Stability analysis for cylindrical Couette flow of compressible fluids

A new analysis of basic Couette flow is based on an action principle for compressible fluids with a Hamiltonian as well as a kinetic potential. An effective criterion for stability recognizes the tensile strength of water. This interpretation relates the problem to capillary action and to metastable configurations (Berthelot's negative pressure experiment of 1850). We calculate the pressure and density profiles and find that the first instability of basic Couette flow is localized near the bubble point. This theoretical prediction has been confirmed by recent experiments. The theory is the result of merging the two versions of classical hydrodynamics, as advocated by Landau for superfluid helium II. In an inspired paper, Landau, L. ["Theory of the superfluidity of helium II," Phys. Rev. 60, 356-358 (1941)] introduced the idea of two independent flows, "phonons" and "rotons," with strong emphasis on the idea that there is only one kind of fluid. The dynamical variables include two flows but only one density variable.
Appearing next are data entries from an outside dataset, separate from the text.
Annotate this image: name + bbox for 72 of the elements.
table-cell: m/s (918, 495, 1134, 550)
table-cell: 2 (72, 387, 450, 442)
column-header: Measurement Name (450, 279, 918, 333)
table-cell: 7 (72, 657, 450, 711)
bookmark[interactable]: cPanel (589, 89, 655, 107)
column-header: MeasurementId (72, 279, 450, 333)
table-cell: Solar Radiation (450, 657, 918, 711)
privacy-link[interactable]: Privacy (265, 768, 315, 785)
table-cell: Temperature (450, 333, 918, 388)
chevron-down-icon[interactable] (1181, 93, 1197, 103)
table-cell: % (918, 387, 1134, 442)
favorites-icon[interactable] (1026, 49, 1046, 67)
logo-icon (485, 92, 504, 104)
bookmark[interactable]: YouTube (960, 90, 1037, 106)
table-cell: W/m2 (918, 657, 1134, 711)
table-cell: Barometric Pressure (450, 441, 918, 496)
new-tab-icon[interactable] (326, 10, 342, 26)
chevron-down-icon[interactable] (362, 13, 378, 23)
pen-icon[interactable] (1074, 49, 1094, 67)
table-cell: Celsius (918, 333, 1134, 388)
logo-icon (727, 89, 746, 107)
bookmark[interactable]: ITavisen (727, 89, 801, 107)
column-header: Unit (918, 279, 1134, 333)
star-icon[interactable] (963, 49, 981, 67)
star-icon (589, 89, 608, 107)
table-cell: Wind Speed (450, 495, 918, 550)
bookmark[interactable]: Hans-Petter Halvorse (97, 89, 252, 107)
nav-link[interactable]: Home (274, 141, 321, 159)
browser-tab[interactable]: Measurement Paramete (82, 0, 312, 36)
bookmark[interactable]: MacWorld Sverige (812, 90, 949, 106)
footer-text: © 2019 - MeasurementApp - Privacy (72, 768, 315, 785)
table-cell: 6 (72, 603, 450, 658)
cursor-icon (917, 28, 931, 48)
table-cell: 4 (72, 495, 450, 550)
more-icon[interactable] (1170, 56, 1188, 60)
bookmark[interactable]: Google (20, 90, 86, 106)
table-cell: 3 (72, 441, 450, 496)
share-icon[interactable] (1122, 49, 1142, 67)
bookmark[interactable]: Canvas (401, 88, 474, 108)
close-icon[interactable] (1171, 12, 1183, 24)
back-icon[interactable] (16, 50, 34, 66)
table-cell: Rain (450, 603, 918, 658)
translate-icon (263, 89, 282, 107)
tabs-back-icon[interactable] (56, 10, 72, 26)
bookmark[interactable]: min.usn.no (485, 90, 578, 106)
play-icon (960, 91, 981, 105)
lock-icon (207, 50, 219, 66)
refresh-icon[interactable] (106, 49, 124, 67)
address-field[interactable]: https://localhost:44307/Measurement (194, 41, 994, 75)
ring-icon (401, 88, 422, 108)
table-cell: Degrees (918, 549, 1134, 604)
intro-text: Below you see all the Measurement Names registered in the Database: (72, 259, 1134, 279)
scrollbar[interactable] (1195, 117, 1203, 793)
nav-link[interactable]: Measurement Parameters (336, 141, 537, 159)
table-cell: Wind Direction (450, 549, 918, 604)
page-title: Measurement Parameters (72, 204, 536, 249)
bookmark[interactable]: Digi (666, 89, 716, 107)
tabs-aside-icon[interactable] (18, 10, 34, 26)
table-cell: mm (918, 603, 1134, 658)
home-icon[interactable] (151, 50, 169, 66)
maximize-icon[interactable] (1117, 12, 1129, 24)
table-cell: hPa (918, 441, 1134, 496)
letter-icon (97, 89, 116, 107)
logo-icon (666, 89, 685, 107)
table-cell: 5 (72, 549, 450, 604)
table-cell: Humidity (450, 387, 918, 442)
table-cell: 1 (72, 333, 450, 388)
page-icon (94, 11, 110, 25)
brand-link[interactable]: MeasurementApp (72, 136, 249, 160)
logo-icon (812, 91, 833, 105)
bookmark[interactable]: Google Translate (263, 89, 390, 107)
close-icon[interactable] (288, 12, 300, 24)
In this paper, two-flow dynamics is created by merging two actions, neither by choosing between them nor by combining the two vector fields as in the Navier-Stokes equation. At rest, as contributions to the mass flow, they cancel, but a non-zero kinetic energy, kinetic potential, and non-zero angular momentum remain, and are manifest as liquid tension, as it is well known to exist through the observation of the meniscus and configurations with negative pressure. The immediate effect of merging the two versions of classical hydrodynamics in a unique theory based on an action principle is to provide a Hamiltonian and a kinetic potential for compressible fluids with rotational flow. This theory gives a very satisfactory characterization of the limit of stability of the most basic Couette flow. The inclusion of a vector field that is not a gradient has the additional effect of introducing spin, which explains a most perplexing experimental discovery: the ability of frozen helium to remember its angular momentum (spin).